JOHANNESBURG (Reuters) – South African median house prices fell by 11.3 percent year-on-year in June, weighed down by higher interest rates and new, tougher credit laws, a survey showed on Tuesday.
Sponsors Standard Bank said house prices peaked in June last year as uncertainty began to bite about the impending National Credit Act (NCA), which came into effect that month to clamp down on excessive lending in the market.
Its monthly property gauge showed the median house price at 550,000 rand last month compared to 620,000 rand a year ago.
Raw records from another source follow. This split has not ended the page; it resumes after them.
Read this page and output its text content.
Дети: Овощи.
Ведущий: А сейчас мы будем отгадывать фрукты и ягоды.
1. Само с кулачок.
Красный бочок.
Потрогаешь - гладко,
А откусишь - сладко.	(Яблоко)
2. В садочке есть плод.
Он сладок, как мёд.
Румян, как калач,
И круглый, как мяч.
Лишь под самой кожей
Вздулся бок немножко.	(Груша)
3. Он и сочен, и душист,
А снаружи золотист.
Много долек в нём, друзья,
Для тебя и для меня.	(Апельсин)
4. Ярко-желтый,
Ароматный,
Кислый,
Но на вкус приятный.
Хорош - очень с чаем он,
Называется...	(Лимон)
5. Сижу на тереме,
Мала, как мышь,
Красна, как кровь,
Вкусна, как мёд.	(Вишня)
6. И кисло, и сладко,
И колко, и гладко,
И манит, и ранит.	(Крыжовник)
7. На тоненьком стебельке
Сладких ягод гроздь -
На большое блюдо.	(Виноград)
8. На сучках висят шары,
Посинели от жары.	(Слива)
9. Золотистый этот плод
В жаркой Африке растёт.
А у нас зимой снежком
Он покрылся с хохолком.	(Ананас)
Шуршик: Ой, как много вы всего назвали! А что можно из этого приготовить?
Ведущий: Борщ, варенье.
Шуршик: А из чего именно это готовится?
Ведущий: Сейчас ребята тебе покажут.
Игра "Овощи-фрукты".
The five-month moving average growth rate measured -7.8 percent.
The bank said demand for mortgages had been falling since June 2007.
“This is due to a confluence of headwinds confronting the South African consumer,” it said in a statement.
“These include high interest rates and inflation as well as additional hurdles of accessing credit brought about by the NCA. In our view, declines in the demand for property of this magnitude and duration are not inconsistent with national house price deflation.”
South Africa’s central bank has raised its repo rate by 500 basis points to 12 percent since June 2006 to try tame inflation, but price pressures, driven by food and fuel costs, continue to build.
The targeted CPIX — consumer inflation minus mortgage costs — surged to 10.9 percent year-on-year in May, its highest level in 5-1/2 years. All-items inflation stood at 11.7 percent.
The higher rates have pushed monthly mortgage payments up 36 percent over the past two years.
Standard Bank said the monthly data may have been distorted by high base effects due to people rushing to finalise deals before the credit law came into effect last year, but the broad trend was in line with the tough conditions consumers faced.